I wasn’t pleased with what my son did, but I wasn’t angry at him. It seemed to me that he was angry enough at himself. He knew that he’d done an irresponsible and offensive act, although he did so foolishly and entirely without malice. He also felt very keenly that what he had done might diminish him in the eyes of people he respects and whose respect he desires.
Indeed, I was quite pleased that he was upset and able to identify his own wrongdoing, rather than arrogant and dismissive. He could have gone the other route: “It’s just a book, and people who believe in it are stupid, and I should be able to rip up a book if I want, etc.” That he didn’t, that he immediately realized he’d made a mistake, was a comforting reminder that my son is a fundamentally good person, who is simply a long way from maturity. He is not, thank goodness, a punk or a sociopath. A good (not angry or accusatory) talk about decency and respect, a total media blackout for two days, and a rather pleasant evening for him at a church youth group (he wants to go back) were, to my mind, entirely sufficient responses.
What was really interesting — and here we’re back at my whole obsession with McQueary and a society that passes the back and practices moral relativism — was the response from a liberal friend of mine. Rather than acknowledging that my son had done something wrong, his ire was all focused on the old man who had handed out Bibles.
“That’s illegal.” ”
No, it’s not. He wasn’t on school property, and he wasn’t handing out anything that is illegal or that is prohibited to minors, such as drugs, alcohol, cigarettes or pornography.”
“Well, it ought to be illegal. You can’t just hand out Bibles to people.”

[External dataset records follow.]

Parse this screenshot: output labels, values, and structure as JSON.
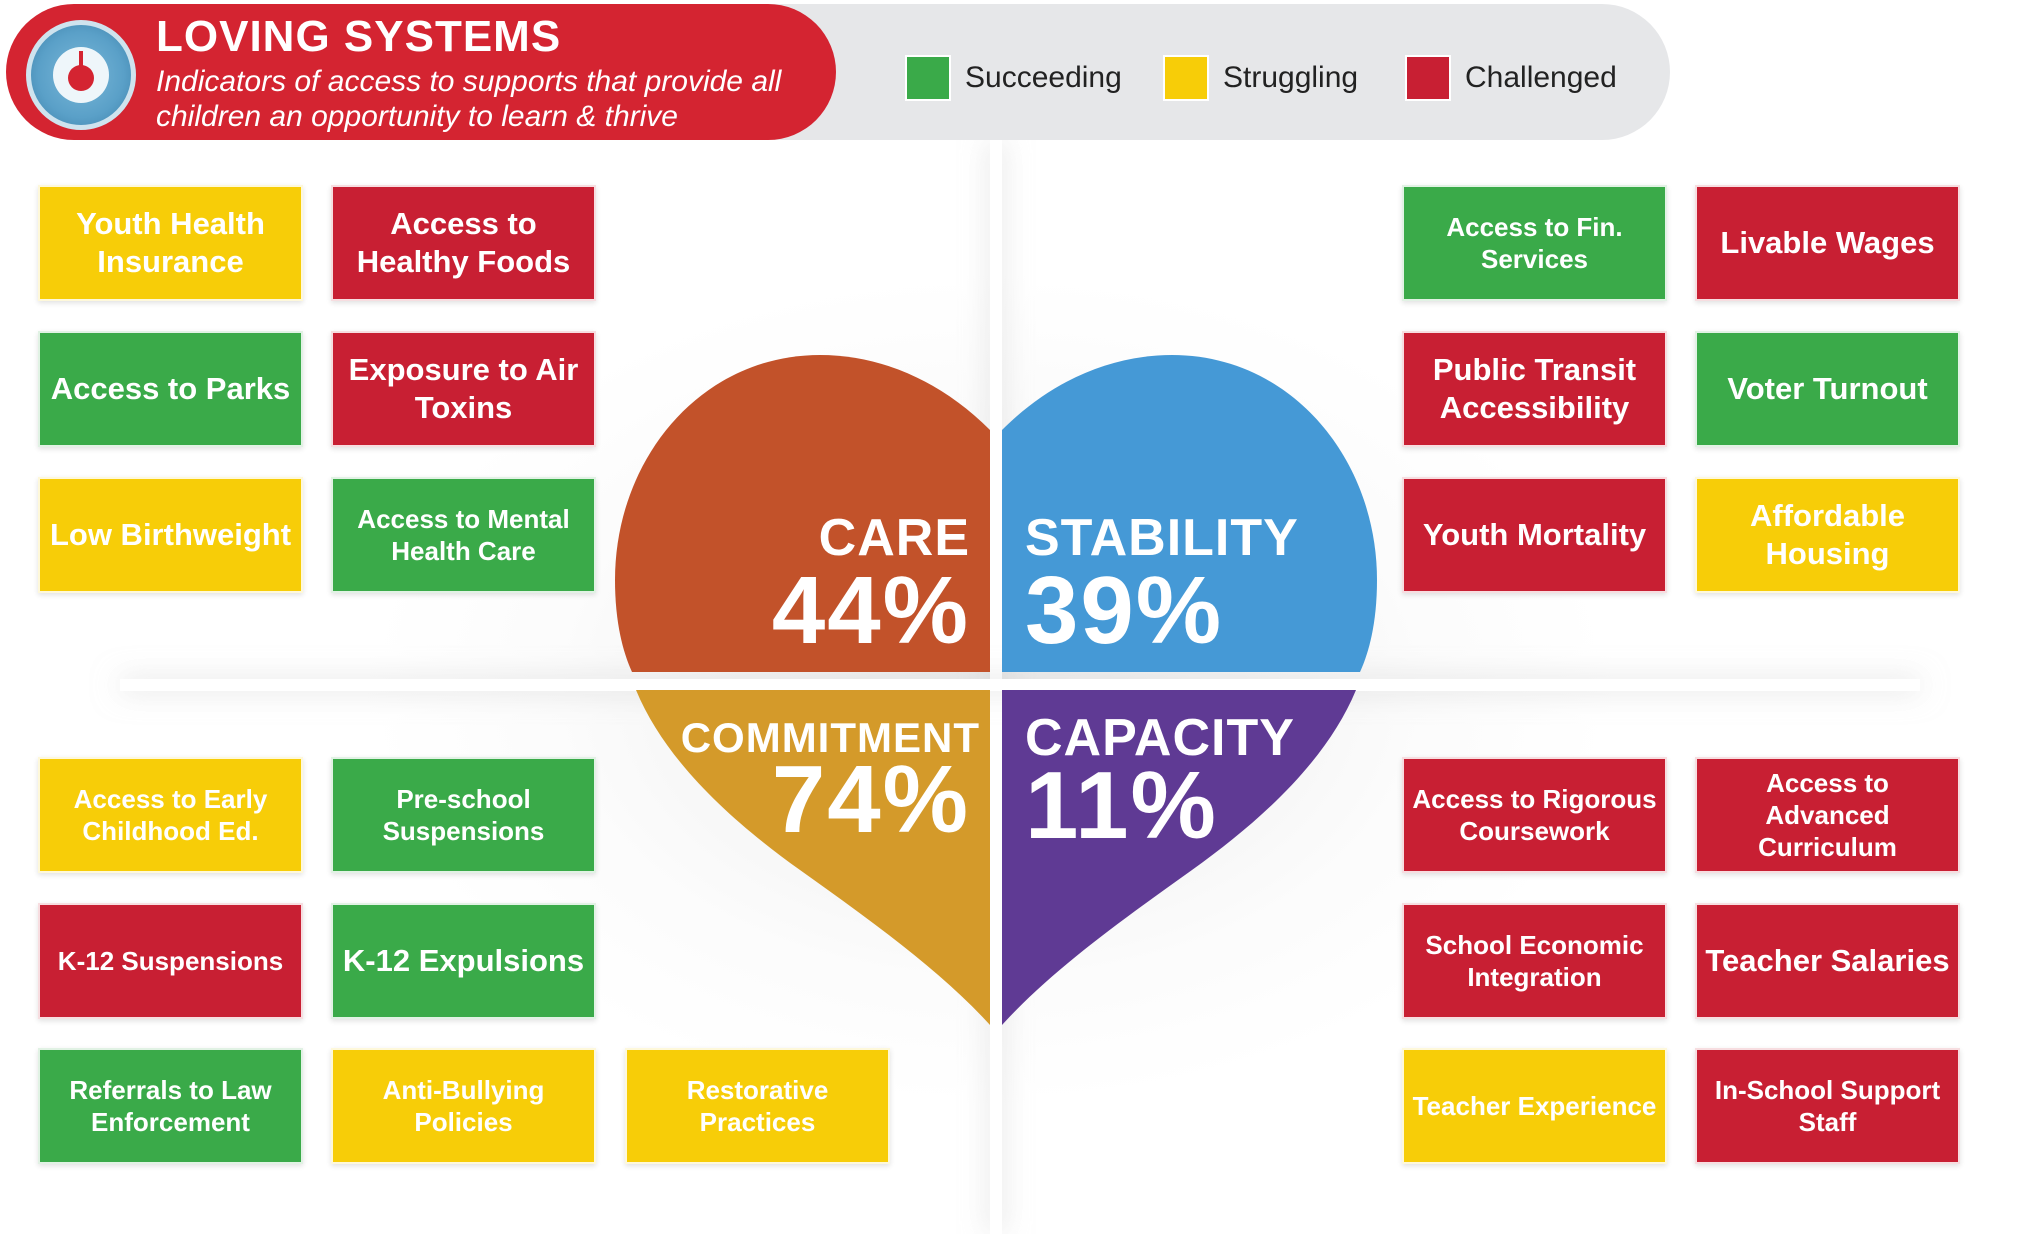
{
  "header": {
    "title": "LOVING SYSTEMS",
    "subtitle": "Indicators of access to supports that provide all children an opportunity to learn & thrive",
    "gauge_icon": "scale-gauge-icon"
  },
  "legend": [
    {
      "label": "Succeeding",
      "color": "#3aaa49"
    },
    {
      "label": "Struggling",
      "color": "#f7cd08"
    },
    {
      "label": "Challenged",
      "color": "#c81f33"
    }
  ],
  "quadrants": {
    "care": {
      "title": "CARE",
      "percent": "44%",
      "color": "#c2522a"
    },
    "stability": {
      "title": "STABILITY",
      "percent": "39%",
      "color": "#4599d6"
    },
    "commitment": {
      "title": "COMMITMENT",
      "percent": "74%",
      "color": "#d49a2a"
    },
    "capacity": {
      "title": "CAPACITY",
      "percent": "11%",
      "color": "#5f3a94"
    }
  },
  "indicators": {
    "care": [
      {
        "label": "Youth Health Insurance",
        "status": "Struggling"
      },
      {
        "label": "Access to Healthy Foods",
        "status": "Challenged"
      },
      {
        "label": "Access to Parks",
        "status": "Succeeding"
      },
      {
        "label": "Exposure to Air Toxins",
        "status": "Challenged"
      },
      {
        "label": "Low Birthweight",
        "status": "Struggling"
      },
      {
        "label": "Access to Mental Health Care",
        "status": "Succeeding"
      }
    ],
    "stability": [
      {
        "label": "Access to Fin. Services",
        "status": "Succeeding"
      },
      {
        "label": "Livable Wages",
        "status": "Challenged"
      },
      {
        "label": "Public Transit Accessibility",
        "status": "Challenged"
      },
      {
        "label": "Voter Turnout",
        "status": "Succeeding"
      },
      {
        "label": "Youth Mortality",
        "status": "Challenged"
      },
      {
        "label": "Affordable Housing",
        "status": "Struggling"
      }
    ],
    "commitment": [
      {
        "label": "Access to Early Childhood Ed.",
        "status": "Struggling"
      },
      {
        "label": "Pre-school Suspensions",
        "status": "Succeeding"
      },
      {
        "label": "K-12 Suspensions",
        "status": "Challenged"
      },
      {
        "label": "K-12 Expulsions",
        "status": "Succeeding"
      },
      {
        "label": "Referrals to Law Enforcement",
        "status": "Succeeding"
      },
      {
        "label": "Anti-Bullying Policies",
        "status": "Struggling"
      },
      {
        "label": "Restorative Practices",
        "status": "Struggling"
      }
    ],
    "capacity": [
      {
        "label": "Access to Rigorous Coursework",
        "status": "Challenged"
      },
      {
        "label": "Access to Advanced Curriculum",
        "status": "Challenged"
      },
      {
        "label": "School Economic Integration",
        "status": "Challenged"
      },
      {
        "label": "Teacher Salaries",
        "status": "Challenged"
      },
      {
        "label": "Teacher Experience",
        "status": "Struggling"
      },
      {
        "label": "In-School Support Staff",
        "status": "Challenged"
      }
    ]
  }
}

“Um, actually, a little thing called the First Amendment says you can.”
He was shocked.
My friend’s next challenge was that handing out a Bible to school children was entrapment.
“That man was trying to entrap children. He knew that most of them would throw it away and that boys would play with it. There’s no difference between shredding it and throwing it in the garbage can.”
My friend was unconvinced when I pointed out that (a) the fact that many children on the bus were upset shows that treating a Bible with disrespect is not a natural or appropriate act and (b) that there is a difference between respectfully disposing of an unwanted item and deliberately destroying it in public view. Intention matters. And it was because intention matters that I was upset with my son for what he did, but I was neither angry nor perturbed. His intentions weren’t blasphemous. He just wanted candy.
Because issues such as this pop up in one form or another quite often when you have parents, you can see why I think long and hard about the messages we send our kids when it comes to right and wrong, and about responsibility to individuals and to society at large.
What do you all think, whether about my parenting decisions, about my McQueary tie-in, about societal messages, or anything else this post might have brought to mind?